This isn’t new news but it was new to me. “Modern” macs have a security feature called “Full Disk Access” which sits on top of your computer’s normal security systems and prevents programs from accessing certain files/resources.
This is good — but apparently something about the protections of Full Disk Access prevent
cron from working on your Mac out of the box.
There are solutions — but neither one is great. Option 1 is to add the
/usr/sbni/cron binary to the Full Disk Access allowlist — i.e. to opt it out of the protections offered by Full Disk Access. This works — but at the cost of some security and leaving you with a nagging hope/worry that Apple engineers are considering this use case when making decisions related to overall system security.

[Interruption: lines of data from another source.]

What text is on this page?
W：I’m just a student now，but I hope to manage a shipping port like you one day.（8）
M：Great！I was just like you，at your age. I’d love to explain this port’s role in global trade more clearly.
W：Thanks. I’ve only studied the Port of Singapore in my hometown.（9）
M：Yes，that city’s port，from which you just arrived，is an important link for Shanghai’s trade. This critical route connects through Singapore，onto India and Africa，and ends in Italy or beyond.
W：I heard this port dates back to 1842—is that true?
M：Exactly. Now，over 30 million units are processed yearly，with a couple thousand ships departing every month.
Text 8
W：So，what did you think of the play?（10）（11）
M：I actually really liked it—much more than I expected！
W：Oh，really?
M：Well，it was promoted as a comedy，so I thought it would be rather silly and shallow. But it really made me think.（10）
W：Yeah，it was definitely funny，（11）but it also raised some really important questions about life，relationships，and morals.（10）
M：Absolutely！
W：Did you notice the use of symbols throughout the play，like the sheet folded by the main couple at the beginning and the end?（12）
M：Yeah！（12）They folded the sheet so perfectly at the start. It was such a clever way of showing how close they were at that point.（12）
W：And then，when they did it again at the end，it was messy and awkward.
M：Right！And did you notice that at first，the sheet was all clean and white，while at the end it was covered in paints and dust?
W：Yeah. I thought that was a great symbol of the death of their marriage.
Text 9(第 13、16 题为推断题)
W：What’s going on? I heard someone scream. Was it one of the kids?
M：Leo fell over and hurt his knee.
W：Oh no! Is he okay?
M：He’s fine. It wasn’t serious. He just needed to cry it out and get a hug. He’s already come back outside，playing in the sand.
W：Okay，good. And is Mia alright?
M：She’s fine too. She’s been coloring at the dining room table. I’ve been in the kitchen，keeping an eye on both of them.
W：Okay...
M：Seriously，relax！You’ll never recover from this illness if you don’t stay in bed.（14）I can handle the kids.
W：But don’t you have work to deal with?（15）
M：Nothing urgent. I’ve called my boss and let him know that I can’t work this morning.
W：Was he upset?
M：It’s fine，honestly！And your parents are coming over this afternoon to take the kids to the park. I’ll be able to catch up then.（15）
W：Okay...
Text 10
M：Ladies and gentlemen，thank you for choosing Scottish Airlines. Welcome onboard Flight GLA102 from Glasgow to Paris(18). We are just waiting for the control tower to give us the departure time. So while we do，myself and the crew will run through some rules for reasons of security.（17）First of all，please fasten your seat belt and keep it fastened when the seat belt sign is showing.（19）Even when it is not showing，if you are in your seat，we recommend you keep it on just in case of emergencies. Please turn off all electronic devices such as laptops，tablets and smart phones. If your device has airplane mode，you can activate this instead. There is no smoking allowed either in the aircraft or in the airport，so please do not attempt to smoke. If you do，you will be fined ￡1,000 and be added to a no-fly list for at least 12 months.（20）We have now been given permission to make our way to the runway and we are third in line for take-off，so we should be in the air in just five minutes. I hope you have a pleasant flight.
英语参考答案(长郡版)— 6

The other solution might be just dropping your use of cron entirely and using Apple’s launchd system instead. Launchd has been around for a long time and is probably better than cron, but it’s also more complicated and the time you spend learning launchd won’t really apply to other areas of your computing life. While it’s open source I’ve never seen it used outside of Apple’s own computers.
Speaking of cron — I recently embraced certbot and Let’s Encrypt for my SSL/HTTPS needs and noticed that after setup certbot wasn’t using cron to check for and update its certificates. Instead it was using systemd-timers. Again, a system that’s probably better than cron, but also more complicated.